ICCV 2025 3D Vision 3D single object tracking generic tracking point cloud multimodal benchmark dataset 9DoF

GSOT3D: Towards Generic 3D Single Object Tracking in the Wild¶

Conference: ICCV 2025 arXiv: 2412.02129 Code: ailovejinx/GSOT3D Area: 3D Vision Keywords: 3D single object tracking, generic tracking, point cloud, multimodal, benchmark dataset, 9DoF

TL;DR¶

This paper presents GSOT3D, the largest generic 3D single object tracking benchmark to date, comprising 620 multimodal sequences (point cloud + RGB + depth) spanning 54 object categories. It supports three 3D tracking tasks (PC / RGB-PC / RGB-D) and introduces PROT3D, a progressive spatiotemporal tracker that achieves state-of-the-art performance via 9DoF bounding box estimation.

Background & Motivation¶

3D single object tracking (SOT) is critical for autonomous driving, mobile robotics, and navigation, yet existing benchmarks severely constrain the development of generic 3D trackers:

Extremely limited object categories: KITTI covers only 8 categories and NuScenes 23, both confined to vehicles and pedestrians in autonomous driving scenes, leaving trackers unable to generalize to everyday objects.

Homogeneous scenes: Existing datasets are drawn exclusively from traffic scenarios, failing to cover diverse indoor/outdoor environments (offices, parks, homes, etc.), and are thus ill-suited for training and evaluating generic trackers.

Restricted degrees of freedom: KITTI and NuScenes employ 7DoF bounding boxes (4D pose + 3D size), omitting full 6D pose (3D translation + 3D rotation), and therefore cannot accurately describe objects in arbitrary orientations.

Insufficient RGB-D 3D tracking data: Track-it-in-3D provides 9DoF annotations but contains only 300 sequences (36K frames), which is insufficient for training deep 3D trackers.

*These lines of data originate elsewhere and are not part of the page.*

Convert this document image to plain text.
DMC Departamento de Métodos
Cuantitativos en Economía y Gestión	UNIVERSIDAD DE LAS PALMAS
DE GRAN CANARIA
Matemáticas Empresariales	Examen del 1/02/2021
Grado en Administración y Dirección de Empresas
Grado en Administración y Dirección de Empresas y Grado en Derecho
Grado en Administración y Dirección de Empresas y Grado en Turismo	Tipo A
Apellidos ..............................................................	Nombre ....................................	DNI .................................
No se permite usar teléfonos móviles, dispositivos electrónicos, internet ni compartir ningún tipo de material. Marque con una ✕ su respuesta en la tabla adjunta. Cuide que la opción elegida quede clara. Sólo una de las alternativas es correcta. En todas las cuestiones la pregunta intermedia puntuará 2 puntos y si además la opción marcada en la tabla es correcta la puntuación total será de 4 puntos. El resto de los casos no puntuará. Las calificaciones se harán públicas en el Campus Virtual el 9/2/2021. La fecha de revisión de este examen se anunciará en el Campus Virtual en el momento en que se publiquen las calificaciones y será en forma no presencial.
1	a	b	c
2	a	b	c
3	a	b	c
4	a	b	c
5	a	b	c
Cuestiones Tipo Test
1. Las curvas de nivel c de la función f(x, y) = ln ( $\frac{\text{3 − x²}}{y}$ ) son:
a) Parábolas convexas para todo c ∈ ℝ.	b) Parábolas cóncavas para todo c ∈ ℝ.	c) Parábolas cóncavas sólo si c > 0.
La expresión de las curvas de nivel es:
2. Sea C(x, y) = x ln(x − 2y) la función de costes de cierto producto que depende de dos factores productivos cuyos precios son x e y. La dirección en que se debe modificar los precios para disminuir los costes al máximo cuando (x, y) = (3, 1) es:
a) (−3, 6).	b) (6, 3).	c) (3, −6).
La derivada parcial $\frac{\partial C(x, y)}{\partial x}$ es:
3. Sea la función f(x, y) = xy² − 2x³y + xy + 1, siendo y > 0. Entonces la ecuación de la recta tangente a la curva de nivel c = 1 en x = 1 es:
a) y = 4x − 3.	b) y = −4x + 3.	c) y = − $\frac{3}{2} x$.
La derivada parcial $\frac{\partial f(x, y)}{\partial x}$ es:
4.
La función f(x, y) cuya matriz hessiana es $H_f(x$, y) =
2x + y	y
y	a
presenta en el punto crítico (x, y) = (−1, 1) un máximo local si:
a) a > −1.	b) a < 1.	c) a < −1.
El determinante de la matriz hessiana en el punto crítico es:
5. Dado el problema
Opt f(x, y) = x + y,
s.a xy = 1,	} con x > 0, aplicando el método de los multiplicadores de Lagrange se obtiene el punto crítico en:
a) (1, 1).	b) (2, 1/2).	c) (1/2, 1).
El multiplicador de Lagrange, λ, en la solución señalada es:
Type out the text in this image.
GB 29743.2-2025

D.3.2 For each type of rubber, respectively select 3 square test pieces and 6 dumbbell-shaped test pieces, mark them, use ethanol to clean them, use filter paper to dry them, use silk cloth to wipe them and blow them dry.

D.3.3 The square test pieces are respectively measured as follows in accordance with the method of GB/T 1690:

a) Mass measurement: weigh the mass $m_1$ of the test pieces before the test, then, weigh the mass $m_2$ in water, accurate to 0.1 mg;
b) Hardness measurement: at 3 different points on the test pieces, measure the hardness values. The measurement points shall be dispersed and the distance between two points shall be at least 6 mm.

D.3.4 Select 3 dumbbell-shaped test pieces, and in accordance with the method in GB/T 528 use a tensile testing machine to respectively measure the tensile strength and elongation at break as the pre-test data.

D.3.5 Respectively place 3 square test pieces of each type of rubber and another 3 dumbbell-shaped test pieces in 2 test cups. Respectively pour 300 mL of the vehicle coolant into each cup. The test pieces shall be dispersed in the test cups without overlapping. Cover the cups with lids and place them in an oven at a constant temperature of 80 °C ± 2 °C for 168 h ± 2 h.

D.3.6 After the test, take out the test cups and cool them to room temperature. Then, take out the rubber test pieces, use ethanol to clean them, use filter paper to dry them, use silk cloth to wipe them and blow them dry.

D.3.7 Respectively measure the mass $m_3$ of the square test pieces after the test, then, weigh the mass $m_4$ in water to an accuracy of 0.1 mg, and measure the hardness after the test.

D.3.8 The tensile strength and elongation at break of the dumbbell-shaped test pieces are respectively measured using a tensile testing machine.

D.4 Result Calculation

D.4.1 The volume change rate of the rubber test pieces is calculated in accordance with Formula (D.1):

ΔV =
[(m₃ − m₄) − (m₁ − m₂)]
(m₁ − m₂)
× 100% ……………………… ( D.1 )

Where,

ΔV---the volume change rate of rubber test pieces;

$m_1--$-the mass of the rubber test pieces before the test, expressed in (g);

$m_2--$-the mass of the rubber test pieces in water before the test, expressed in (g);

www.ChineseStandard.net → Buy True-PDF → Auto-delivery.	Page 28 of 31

Core insight: Advancing generic 3D tracking requires a large-scale benchmark with rich category diversity, varied scenes, multiple modalities, and precise 9DoF annotations. GSOT3D fills this gap with 620 sequences, 54 categories, and 123K frames, and is the first benchmark to simultaneously support PC, RGB-PC, and RGB-D 3D tracking tasks.

Method¶

GSOT3D Benchmark Construction¶

Data collection platform: A Clearpath Husky A200 mobile robot equipped with a 64-beam LiDAR (Ouster OS-64), a depth camera (OAK D-Pro), and an RGB camera (FLIR). All sensors are calibrated and synchronized, with a 20 fps output rate.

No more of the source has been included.